Dental Phenotypes and Parental Perspective of Quality of Life for Patients with Ectodermal Dysplasia and Isolated Hypodontia

Abstract

Dental Phenotypes and Parental Perspective of Quality of Life for Patients with Ectodermal Dysplasia and Isolated Hypodontia. Crossan E, O Connell AC, (Dublin Dental University Hospital, Trinity College Dublin, Ireland)

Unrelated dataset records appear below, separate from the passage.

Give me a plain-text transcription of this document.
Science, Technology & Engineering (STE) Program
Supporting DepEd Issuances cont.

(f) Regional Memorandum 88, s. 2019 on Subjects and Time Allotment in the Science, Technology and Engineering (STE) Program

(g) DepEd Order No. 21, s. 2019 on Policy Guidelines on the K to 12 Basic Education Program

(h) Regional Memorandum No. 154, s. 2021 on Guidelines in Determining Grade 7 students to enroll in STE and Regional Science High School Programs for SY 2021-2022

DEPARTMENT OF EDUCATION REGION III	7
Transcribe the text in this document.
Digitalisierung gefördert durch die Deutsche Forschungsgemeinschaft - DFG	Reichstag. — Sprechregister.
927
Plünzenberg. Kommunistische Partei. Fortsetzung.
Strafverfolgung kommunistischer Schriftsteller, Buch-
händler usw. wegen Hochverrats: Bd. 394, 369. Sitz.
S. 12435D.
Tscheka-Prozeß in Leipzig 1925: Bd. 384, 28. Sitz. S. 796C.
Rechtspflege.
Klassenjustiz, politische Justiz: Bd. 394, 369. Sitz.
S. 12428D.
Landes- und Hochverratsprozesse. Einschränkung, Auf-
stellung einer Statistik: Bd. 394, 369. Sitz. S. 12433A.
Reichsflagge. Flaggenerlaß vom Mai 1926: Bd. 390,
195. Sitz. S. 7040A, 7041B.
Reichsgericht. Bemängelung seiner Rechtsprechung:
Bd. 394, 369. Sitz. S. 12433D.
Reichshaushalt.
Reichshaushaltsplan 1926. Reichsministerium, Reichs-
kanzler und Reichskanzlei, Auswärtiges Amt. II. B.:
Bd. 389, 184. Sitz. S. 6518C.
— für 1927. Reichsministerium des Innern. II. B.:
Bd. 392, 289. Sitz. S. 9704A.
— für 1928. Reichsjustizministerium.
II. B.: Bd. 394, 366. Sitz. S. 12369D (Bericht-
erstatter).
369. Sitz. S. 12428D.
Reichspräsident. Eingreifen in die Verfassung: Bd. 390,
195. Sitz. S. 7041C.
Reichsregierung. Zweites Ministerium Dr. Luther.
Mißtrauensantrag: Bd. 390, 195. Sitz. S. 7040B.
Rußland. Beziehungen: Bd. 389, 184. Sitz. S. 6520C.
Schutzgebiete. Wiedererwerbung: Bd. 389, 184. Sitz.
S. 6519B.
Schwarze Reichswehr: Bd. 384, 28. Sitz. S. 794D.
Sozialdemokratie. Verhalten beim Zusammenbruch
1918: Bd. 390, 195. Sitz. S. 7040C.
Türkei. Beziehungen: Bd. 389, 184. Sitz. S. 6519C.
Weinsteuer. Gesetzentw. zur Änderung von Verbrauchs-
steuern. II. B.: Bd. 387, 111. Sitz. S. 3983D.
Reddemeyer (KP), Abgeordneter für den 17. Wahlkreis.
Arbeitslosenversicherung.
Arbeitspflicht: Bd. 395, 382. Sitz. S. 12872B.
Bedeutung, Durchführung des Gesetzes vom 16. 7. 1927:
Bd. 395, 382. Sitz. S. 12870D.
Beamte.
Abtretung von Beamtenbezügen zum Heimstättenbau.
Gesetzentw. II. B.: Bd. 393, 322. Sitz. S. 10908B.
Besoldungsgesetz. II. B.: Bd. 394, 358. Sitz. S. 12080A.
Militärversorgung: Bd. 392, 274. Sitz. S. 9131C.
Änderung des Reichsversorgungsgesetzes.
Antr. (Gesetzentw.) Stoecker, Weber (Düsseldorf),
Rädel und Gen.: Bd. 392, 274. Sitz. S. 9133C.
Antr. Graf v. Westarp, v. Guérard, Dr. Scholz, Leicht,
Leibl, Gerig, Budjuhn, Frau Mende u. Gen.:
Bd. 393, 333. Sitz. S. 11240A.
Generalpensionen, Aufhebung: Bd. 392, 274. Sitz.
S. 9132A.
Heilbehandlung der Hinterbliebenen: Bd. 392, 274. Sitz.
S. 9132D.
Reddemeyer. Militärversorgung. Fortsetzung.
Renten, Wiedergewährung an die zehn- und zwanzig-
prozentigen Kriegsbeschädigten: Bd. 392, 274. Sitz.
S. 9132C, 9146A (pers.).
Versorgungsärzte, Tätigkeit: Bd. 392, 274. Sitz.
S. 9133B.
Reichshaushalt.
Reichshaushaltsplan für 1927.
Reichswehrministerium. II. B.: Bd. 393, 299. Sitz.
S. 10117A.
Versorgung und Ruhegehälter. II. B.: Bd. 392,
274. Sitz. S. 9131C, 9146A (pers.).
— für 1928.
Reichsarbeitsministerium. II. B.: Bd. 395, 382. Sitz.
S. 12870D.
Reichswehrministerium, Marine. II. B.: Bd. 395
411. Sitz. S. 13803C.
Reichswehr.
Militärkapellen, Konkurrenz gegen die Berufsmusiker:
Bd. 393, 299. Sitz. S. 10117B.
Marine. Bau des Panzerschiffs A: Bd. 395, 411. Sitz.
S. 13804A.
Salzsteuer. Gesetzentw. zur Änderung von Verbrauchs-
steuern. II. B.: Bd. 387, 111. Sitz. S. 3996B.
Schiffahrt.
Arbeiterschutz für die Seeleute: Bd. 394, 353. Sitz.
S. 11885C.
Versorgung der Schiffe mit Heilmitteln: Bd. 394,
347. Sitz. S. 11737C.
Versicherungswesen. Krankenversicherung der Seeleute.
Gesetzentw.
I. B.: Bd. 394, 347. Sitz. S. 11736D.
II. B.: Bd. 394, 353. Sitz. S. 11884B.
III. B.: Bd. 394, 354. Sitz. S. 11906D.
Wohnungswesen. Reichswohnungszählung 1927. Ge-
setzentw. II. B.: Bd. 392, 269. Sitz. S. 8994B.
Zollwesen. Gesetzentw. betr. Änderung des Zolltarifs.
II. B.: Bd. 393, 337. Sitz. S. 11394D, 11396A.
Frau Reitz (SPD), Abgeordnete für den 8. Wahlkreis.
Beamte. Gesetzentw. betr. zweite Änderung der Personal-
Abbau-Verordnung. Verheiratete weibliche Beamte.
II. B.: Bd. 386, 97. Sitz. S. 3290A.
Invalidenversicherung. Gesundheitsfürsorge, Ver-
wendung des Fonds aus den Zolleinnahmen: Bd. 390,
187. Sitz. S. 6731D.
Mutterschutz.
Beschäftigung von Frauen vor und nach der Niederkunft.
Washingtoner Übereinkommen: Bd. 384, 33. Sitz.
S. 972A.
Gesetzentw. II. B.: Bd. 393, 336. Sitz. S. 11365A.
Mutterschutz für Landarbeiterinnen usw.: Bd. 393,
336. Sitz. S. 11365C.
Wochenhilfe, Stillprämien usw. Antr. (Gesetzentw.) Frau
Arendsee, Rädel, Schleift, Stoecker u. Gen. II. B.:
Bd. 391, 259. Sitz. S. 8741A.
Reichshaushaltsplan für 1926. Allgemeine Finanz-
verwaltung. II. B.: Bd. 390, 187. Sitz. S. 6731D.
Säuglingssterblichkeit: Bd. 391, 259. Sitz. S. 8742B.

Aim: This study aimed to compare the parental perspectives on OHRQoL impact and dental experience for children with ectodermal dysplasia (ED), severe isolated hypodontia (IH), and age and gender matched controls; and to identify distinctive features to differentiate between IH and ED. Method: A cross-sectional study of 172 children (mean age: 12.4-years old); 86 (29 children with ED and 57 children with IH) with severe hypodontia (> 6 missing teeth) and 86 age and gender matched controls were recruited from the Dublin Dental University Hospital. The Parental-Caregiver Perceptions Questionnaire (P-CPQ), global rating, Family Impact Scale (FIS) and a specifically designed questionnaire were used to gather information on parental perceptions of OHRQoL and dental experiences, respectively. Clinical examinations were used to identify missing teeth and any dental abnormalities. Results: There were statistically significant differences (p<0.05) in all global rating, P-CPQ and FIS scores for the ED cases and their matched controls. IH cases and their matched controls, had statistically significant differences in global rating, overall P-CPQ and in 2 P-CPQ domains; emotional and social well-being, and the overall FIS score, as well as for parental emotional well-being. The ED mean scores for functional limitations were significantly greater than the IH mean scores. P-CPQ scores for males with ED had a moderate correlation with functional limitations, oral symptoms and overall QoL. The ED group reported the highest perceived number of appointments ( 20 or more ; 58.6%). Parents from the ED and IH groups reported the main information deficits were related to treatment timing and lack of explanation of the condition itself. Conclusion: Parents of children with ED and IH perceive a significant impact on QoL, for both the child and their family. Clinicians need to be aware of the significant attendance burden and the need for good communication and more parental involvement in the treatment planning process.